TSB stores all of its state in the persistent backend and as such, its operational status (availability, latency, throughput etc.) is tightly coupled with the status of the persistent backend. TSB records the metrics for persistent backend operations that may be used as a signal to alert on.

It is important to note that any degradation in persistent backend operations will inevitably lead to overall TSB degradation, be it availability, latency or throughput. This means that alerting on persistent backend status may be redundant and the oncall person will receive two pages instead of one whenever there is a problem with Postgres that requires attention. However, such a signal still has significant value in providing important context to decrease the time to triage the issue and address the root cause/escalate.

Data store panels provide a helpful set of metrics that should be consulted first when troubleshooting this alert.

note

Treatment of "resource not found" errors: small number of "not found" responses are normal because TSB, for the purposes of optimisation, often uses Get queries instead of Exists in order to determine the resource existence. However, a large rate of "not found" (404-like) responses likely indicates an issue with the persistent backend setup.

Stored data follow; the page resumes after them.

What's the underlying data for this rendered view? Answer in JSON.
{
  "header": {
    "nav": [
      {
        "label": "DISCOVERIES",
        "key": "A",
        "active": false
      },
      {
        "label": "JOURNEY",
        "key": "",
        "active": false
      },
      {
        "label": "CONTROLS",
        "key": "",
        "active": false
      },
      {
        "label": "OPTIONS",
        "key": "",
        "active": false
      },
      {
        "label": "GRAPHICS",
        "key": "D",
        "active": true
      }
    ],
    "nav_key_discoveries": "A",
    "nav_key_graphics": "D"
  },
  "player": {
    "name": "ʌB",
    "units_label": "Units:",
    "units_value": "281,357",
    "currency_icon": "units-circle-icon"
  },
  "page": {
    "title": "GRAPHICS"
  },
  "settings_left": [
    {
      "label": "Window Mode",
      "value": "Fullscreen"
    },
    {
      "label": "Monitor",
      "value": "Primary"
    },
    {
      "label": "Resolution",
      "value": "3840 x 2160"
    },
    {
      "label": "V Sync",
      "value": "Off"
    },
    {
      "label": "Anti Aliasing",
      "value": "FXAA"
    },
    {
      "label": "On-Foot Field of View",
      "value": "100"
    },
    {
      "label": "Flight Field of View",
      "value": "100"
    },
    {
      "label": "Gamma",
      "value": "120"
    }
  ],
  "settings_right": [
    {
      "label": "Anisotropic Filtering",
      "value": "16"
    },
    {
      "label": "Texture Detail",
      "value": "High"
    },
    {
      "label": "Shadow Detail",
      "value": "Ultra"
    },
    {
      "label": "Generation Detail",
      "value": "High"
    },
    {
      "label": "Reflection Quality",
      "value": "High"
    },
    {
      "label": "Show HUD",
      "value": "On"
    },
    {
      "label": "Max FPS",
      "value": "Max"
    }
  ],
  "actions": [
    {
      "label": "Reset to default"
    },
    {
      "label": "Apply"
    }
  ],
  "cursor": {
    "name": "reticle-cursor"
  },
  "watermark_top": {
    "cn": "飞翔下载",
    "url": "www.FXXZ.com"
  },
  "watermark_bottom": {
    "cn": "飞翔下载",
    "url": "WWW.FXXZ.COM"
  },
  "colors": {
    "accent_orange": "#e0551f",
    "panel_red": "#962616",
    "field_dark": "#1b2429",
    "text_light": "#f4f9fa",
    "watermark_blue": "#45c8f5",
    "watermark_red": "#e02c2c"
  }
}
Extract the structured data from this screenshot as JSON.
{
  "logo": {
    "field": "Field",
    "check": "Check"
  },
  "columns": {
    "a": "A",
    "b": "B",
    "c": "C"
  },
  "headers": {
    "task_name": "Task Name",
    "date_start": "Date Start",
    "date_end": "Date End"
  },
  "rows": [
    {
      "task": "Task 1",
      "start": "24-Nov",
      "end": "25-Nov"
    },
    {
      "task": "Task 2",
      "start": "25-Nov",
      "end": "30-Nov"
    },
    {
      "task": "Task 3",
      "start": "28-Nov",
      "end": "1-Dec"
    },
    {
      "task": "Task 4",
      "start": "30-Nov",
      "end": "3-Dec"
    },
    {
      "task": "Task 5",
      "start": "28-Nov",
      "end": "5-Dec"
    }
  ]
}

Consult the tsb and iam component logs to narrow down the nature of Postgres errors. To troubleshoot further, verify the health of the Postgres installation.

MPC Component Health

MPC (Management Plane Controller) is a TSB MP component that is responsible for configuration and state validation and bi-directional sync between TSB API and XCP Central component. MPC operational issues indicate that configuration updates may not be applied or applied too slow. MPC Operational Status dashboard provides an extensive list of signals that can be helpful in troubleshooting MPC issues. To troubleshoot further, consult the mpc component logs. Note: MPC uses k8s API as an intermittent configuration storage. Any issues affecting k8s APIServer (namely, its etcd installation) will result in degraded MPC health. MPC logs can be helpful in confirming the health and interaction between MPC and k8s.

XCP Operational Status

Alerts describing the health of TSB Management Plane components.

Last Management Plane Sync

The max time elapsed since XCP Edge last synced with the management plane (XCP central) for each registered cluster. This indicates how stale the configuration received from the management plane is in a given cluster. A reasonable first iteration threshold here is 300 (seconds).

Use "XCP Central Operational Status" and "XCP Edge status" dashboards to narrow down which Control Plane cluster is experiencing syncing issues. Verify the connectivity between the CP cluster and MP. To troubleshoot further, xcp-central MP and edge CP component logs can provide additional insight.